Sunday, May 17, 2009

Rachel's Comments on Miss Carrying You Seminar

The Lord has blessed my husband and I with three wonderful children. We had no trouble conceiving them and all three pregnancies went pretty well. I am healthy, under 40, and the possibility of miscarriage never crossed our minds when we went for number four. At week 10, we went for my initial OB visit and were slightly concerned that we couldn’t hear a heartbeat. However, we were told that is very common early on and that I was definitely pregnant. However, one week later, I began spotting. A quick visit back to the OB had me scheduled for an immediate ultrasound where I was told that my baby did not have a heartbeat and was only developed to about 8 weeks. The next day, I lost the baby on my own at home. My hormones have returned to normal on their own within 3 weeks. I didn’t need a D&C. I have a strong faith, a wonderfully supportive husband and family. The entire family, including our children, have done a lot of healthy grieving and our view of heaven is now even more beautiful than before. We have a precious child waiting for us in heaven.

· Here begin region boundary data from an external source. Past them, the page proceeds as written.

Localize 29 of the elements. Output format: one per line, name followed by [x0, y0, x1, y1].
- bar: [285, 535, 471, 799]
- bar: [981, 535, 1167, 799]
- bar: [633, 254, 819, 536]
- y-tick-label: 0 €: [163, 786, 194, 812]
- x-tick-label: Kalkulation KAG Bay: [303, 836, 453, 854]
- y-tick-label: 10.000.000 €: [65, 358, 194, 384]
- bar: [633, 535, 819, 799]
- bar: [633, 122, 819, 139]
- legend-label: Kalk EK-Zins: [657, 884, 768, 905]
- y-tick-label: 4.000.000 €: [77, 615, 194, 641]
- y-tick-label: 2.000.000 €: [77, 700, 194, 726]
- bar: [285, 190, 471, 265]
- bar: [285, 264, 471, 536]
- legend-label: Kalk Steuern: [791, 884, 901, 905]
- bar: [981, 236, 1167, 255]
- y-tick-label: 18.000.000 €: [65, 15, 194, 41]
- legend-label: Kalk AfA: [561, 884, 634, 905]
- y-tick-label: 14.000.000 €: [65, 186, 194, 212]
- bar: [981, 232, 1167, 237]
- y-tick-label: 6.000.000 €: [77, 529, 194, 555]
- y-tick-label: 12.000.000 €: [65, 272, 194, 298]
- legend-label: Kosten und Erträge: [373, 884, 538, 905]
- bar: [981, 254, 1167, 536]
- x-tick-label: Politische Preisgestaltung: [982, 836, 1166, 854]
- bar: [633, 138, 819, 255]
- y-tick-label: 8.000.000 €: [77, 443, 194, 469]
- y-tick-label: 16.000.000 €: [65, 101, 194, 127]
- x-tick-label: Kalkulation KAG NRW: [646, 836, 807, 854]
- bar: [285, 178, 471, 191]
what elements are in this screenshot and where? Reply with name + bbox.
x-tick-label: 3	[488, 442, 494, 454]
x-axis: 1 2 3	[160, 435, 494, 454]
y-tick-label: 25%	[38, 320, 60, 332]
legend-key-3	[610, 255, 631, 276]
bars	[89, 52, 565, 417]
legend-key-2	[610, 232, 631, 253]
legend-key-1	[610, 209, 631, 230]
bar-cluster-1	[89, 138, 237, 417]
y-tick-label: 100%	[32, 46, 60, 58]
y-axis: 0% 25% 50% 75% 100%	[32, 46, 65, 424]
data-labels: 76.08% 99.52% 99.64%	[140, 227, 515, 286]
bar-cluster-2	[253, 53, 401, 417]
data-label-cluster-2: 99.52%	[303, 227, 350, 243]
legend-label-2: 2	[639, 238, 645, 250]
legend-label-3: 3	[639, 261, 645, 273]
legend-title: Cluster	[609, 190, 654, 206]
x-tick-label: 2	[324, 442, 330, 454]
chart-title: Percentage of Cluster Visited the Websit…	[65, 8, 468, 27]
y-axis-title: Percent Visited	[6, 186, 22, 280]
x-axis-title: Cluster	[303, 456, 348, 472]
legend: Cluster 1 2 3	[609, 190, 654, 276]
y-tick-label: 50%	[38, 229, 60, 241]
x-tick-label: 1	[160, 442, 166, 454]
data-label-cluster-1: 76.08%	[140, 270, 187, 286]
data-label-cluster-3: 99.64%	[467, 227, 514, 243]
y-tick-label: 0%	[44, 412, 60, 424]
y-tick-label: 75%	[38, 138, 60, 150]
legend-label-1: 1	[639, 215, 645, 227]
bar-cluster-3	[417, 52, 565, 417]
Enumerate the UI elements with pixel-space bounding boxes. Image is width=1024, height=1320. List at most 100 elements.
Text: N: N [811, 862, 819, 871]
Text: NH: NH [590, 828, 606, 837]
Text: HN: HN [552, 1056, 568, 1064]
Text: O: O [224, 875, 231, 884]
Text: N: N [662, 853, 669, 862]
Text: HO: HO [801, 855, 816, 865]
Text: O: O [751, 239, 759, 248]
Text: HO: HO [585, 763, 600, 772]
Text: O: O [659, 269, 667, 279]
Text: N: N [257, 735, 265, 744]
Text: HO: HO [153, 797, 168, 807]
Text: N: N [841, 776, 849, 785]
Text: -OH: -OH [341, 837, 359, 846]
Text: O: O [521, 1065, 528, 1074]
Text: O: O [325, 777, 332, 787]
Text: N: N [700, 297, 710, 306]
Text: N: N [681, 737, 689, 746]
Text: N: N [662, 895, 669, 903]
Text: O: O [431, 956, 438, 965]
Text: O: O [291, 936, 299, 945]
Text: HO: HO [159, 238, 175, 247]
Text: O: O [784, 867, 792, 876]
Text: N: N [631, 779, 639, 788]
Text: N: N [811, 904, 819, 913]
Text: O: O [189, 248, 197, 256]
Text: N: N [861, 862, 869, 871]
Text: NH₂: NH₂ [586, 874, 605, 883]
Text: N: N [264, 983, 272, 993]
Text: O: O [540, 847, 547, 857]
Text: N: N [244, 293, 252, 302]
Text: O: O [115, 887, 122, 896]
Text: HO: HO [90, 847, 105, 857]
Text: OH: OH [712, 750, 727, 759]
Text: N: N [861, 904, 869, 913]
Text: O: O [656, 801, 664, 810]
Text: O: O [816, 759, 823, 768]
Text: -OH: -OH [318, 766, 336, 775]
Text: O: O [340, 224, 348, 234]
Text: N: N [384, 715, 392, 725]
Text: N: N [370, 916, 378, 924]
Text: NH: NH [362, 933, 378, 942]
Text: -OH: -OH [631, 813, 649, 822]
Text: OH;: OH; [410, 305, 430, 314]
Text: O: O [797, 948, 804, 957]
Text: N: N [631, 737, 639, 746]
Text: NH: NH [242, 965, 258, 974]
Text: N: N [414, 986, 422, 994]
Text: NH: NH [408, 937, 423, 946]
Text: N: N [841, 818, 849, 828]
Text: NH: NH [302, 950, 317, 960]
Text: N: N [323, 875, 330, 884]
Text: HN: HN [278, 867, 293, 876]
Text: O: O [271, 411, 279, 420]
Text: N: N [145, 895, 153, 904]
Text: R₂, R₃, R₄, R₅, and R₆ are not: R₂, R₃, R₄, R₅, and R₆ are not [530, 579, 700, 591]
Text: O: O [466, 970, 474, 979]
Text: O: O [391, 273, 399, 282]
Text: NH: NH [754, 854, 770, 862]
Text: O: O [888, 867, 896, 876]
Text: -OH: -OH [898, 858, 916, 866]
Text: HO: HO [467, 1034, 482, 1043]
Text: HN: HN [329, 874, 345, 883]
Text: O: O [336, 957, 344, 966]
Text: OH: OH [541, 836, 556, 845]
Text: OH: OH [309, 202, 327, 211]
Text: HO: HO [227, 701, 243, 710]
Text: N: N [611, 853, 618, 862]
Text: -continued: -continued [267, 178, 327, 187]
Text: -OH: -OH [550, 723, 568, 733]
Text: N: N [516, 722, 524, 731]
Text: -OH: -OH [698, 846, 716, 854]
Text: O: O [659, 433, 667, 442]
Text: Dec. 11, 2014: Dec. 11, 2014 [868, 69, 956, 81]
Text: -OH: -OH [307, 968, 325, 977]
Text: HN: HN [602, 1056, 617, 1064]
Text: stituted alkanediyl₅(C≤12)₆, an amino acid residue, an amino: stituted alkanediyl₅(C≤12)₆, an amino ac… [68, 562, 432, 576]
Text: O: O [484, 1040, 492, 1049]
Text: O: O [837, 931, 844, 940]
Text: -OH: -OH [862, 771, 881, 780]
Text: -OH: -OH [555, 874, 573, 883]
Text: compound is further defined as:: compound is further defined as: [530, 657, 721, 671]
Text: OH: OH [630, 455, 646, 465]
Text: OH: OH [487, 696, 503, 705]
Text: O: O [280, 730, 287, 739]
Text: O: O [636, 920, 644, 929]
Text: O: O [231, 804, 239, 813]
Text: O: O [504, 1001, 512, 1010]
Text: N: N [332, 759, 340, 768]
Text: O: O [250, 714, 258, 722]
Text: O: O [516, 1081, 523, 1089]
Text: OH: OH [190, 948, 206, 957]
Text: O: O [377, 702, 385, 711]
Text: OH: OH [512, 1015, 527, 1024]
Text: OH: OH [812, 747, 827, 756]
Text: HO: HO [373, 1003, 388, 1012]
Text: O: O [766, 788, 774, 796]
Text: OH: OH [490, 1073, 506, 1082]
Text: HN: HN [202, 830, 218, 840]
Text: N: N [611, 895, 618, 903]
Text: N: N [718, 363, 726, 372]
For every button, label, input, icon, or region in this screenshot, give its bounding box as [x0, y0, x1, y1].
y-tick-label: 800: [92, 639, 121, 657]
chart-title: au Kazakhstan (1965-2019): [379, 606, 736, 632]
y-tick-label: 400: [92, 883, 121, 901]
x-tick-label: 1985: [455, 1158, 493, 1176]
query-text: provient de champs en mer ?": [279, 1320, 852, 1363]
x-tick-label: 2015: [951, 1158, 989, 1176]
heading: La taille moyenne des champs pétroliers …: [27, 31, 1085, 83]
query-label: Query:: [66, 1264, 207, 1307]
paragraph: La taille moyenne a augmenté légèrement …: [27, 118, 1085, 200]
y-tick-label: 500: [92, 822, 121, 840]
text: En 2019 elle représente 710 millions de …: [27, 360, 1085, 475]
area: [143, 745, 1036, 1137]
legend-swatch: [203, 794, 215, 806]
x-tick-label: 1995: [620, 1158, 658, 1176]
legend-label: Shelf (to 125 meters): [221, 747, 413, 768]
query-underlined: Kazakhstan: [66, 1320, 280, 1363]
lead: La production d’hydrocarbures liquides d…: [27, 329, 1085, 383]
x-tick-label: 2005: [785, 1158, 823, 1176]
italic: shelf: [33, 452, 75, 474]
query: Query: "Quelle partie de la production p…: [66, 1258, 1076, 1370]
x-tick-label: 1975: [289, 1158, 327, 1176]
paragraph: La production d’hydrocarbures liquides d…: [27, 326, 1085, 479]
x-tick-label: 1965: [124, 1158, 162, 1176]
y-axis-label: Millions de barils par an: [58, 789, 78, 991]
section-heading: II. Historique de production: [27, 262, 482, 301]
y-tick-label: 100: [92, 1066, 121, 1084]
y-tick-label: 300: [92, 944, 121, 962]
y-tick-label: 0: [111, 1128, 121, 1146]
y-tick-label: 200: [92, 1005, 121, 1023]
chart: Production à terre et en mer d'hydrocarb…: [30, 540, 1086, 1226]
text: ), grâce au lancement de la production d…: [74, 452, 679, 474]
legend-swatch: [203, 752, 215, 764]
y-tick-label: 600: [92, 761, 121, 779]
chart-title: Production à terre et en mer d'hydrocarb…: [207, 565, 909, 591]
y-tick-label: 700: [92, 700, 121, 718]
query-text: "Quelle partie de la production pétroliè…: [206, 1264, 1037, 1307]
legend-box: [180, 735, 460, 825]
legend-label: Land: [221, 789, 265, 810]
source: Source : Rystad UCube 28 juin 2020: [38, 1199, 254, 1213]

When I heard about Laurie Kay’s seminar, my heart wanted to go, but I was afraid. Who else would be there? I know that many women miscarry before they have any children. I know that some women lose babies to still-birth…after they’ve felt those precious kicks. I know that there are cases where the aftermath of miscarriage can be much more complicated. I felt that compared to their situations, I had it pretty good. However, I was grieving just the same, and my husband encouraged me to attend.

I was so glad that I did. Laurie did not have us share our stories or raise our hands to classify us. In fact, I can’t even tell you how many people were there or what any of them looked like. Laurie Kay talked from her heart and pointed us to the promises of Jesus. Even though much of what she shared was a re-affirmation of things I already knew, they were things that I needed to hear…out loud…over and over…and I needed to hear those promises…applied to me…in this specific situation. Laurie Kay made me feel comfortable and had the ability to address tender topics while keeping the atmosphere from being too depressing. However, it was perfectly okay to cry too…and there were plenty of tissues available.

Regardless of the circumstances of your child loss, I highly recommend that you attend Laurie’s seminar, if you have the chance. You can go in anonymous and leave anonymous if you choose, or you can get the hugs and prayers that you may desperately need from someone who knows how it feels to lose a child. No matter what, you will not leave without insightful wisdom and hope that will carry you through your grieving to a place where you can stand up and smile again.